We (dear wife and I) live in the sticks. People love to visit, and hate to go home to the city.
My Wife and I are always glad to get home after going to the city. Hitting that gravel road is music to my ears.
We are not big world travelers. Though we have seen most of the USA and climbed many ruins in Mexico and Guatemala. We are divers and sort of stick to the cost for our vacations.
Mostly I’m happiest getting home. There are very few destinations I like better than my own house (granted, it’s attached to 70 acres of woods and a large lake and beach).
But there’s one vacation place that the Mrs. and I love so much, that we love leaving home for it, and it’s a wrench to leave it to come home.
I love to get out and about. I adore air travel and train travel and car travel and trolley and bus. Not much for cabs and horses.
But I hate having to return home, where there is always the last minute mess I left, dishes and laundry and suitcases pulled out and spread around.
If I loved someplace else so much that I hated to come home then I would move to the place in question now wouldn’t I? I am a Southerner living in New England but I worked very hard so my native New England wife and my family have it the best that we possibly can. I get homesick when we travel back down South but I know we can’t have a beautiful antique home there in the same way we do now. We often travel to the Caribbean and I would love to stay sometimes but I know that people are relatively poor there and I would probably get irritated in a few months once reality set in. I guess it always boils down to how you think about it. There is always some place that is better than your home in some ways but the same place will be much worse in other aspects.

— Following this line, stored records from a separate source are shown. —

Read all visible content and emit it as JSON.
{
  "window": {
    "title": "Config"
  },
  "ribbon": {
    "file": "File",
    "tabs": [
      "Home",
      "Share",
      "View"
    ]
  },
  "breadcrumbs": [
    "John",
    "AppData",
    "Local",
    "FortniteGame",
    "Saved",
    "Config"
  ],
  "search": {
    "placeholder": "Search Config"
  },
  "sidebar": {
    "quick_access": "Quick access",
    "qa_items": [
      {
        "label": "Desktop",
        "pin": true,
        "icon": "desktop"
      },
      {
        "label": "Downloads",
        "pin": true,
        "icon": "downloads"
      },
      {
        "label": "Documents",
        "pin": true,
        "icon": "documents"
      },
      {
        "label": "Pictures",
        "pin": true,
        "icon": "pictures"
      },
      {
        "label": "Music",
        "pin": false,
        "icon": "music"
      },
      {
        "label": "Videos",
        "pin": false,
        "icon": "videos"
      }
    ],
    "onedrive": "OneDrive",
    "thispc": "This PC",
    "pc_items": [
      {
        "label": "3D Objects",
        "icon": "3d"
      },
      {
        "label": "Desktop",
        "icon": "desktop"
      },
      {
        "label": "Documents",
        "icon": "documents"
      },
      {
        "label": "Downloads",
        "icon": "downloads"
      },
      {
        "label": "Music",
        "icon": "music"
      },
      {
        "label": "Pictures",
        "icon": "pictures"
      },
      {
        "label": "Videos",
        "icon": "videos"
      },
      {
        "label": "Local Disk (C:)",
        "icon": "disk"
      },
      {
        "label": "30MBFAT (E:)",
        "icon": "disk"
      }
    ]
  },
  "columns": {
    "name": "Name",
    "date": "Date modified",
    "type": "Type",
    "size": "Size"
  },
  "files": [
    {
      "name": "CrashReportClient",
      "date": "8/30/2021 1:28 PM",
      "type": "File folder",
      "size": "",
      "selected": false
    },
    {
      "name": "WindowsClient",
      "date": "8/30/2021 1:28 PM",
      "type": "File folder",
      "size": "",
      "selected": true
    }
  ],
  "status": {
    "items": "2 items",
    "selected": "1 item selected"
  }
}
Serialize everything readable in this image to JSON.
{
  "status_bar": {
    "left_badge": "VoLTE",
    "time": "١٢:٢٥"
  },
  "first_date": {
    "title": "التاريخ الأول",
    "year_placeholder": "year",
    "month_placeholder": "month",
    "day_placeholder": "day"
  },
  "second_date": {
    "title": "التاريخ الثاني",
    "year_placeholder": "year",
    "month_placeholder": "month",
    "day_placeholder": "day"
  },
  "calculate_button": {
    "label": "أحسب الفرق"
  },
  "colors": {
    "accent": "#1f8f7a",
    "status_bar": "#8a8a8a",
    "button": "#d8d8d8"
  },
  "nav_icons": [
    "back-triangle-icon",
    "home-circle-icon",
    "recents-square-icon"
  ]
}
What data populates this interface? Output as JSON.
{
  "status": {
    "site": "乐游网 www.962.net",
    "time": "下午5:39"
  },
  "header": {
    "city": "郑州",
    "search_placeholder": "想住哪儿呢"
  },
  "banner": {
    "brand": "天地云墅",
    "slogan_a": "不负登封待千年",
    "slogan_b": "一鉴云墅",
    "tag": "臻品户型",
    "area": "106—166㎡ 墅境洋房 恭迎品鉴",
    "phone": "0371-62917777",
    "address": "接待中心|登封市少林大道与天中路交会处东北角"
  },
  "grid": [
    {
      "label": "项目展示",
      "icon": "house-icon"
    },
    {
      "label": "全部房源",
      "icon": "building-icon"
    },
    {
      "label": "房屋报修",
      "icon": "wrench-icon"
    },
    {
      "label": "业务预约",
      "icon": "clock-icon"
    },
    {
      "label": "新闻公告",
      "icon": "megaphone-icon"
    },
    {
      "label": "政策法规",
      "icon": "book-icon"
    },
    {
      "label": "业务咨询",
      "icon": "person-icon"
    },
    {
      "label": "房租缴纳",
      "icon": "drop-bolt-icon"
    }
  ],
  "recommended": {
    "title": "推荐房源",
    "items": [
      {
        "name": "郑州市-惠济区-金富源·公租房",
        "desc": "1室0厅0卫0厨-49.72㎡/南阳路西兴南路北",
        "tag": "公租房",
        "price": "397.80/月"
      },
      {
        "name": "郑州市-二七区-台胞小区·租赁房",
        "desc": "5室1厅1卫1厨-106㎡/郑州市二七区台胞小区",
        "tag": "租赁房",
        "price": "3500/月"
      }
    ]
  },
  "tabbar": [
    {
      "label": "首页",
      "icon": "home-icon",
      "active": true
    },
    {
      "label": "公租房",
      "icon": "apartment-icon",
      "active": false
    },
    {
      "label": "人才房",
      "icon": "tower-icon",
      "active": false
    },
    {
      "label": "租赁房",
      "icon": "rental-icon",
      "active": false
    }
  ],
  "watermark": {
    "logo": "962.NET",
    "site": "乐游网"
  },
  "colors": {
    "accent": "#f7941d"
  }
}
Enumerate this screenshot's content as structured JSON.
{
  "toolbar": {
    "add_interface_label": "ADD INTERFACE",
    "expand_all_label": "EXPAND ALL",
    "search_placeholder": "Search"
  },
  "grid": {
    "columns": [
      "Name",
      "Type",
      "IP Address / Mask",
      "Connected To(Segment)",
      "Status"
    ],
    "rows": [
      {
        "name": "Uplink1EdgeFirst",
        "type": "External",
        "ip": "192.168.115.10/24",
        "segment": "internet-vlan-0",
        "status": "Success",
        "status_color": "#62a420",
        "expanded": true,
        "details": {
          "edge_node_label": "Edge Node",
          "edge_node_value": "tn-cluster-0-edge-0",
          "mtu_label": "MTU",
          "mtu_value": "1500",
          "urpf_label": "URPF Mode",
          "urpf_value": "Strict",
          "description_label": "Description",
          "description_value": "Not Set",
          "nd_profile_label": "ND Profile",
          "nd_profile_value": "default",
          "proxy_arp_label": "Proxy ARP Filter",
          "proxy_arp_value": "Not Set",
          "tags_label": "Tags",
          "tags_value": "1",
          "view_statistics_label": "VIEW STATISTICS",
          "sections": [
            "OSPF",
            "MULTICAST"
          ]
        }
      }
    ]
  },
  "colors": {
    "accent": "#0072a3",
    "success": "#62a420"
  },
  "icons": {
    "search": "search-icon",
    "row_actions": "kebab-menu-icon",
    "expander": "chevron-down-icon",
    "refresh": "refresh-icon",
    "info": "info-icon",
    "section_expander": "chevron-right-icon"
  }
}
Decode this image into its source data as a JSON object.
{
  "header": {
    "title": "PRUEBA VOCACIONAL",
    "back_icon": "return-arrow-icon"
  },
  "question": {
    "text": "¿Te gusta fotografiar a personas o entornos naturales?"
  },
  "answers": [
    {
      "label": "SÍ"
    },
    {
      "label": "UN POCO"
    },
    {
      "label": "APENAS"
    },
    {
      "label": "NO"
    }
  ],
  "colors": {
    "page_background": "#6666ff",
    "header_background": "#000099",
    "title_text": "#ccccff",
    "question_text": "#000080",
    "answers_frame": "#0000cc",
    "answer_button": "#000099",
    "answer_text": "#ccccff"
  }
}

Definitely returning home. We’ve got an awesome couch right in front of the DVD player and cable. I know exactly where to keep my soda and the remote, and there’s nothing I love better than snuggling up to the Missus on the awesome couch and put on a crappy movie while she surfs the net and I read a book. If I’m feeling bored, the Boston Public Library and/or is only a ride on the Green Line away. We’re a young version of Darby and Joan.
Yeah, simple pleasures and routine keep us happy. Hell, why would I want to leave home in the first place?
I love to travel around and visit people, and I’m thrilled to take trips. But I sure do love coming home, taking a shower in my very own lovely shower, snuggling with my husband in our bed, and so on.
I don’t know which I like better, it’s about even. It’s fun to get out, and it’s nice to come home.
I hate staying at home, but I love COMING home. I feel more relaxed and less on edge “at home”. Leaving home is always sad for me, but I always enjoy returning home, and getting to see all my pictures, toys, and stuff again.
I’m also a Cancer, which apparently according to some horoscopes tend to be nostalgic homebodies, so I’ve always been amused that they’re right on about that part at least.
Home is where I’m happy to be there. This may or may not be the same as the address in my ID.
Costa Rica was home. Basel wasn’t. Barcelona was home. Madrid wasn’t. My mother’s address is still the one in my Spanish IDs, yet the only part of it which used to be home was my bedroom, and that got the axe when I left for college - that flat hasn’t felt like home for 22 years. My flat, although I visit it rarely, is home.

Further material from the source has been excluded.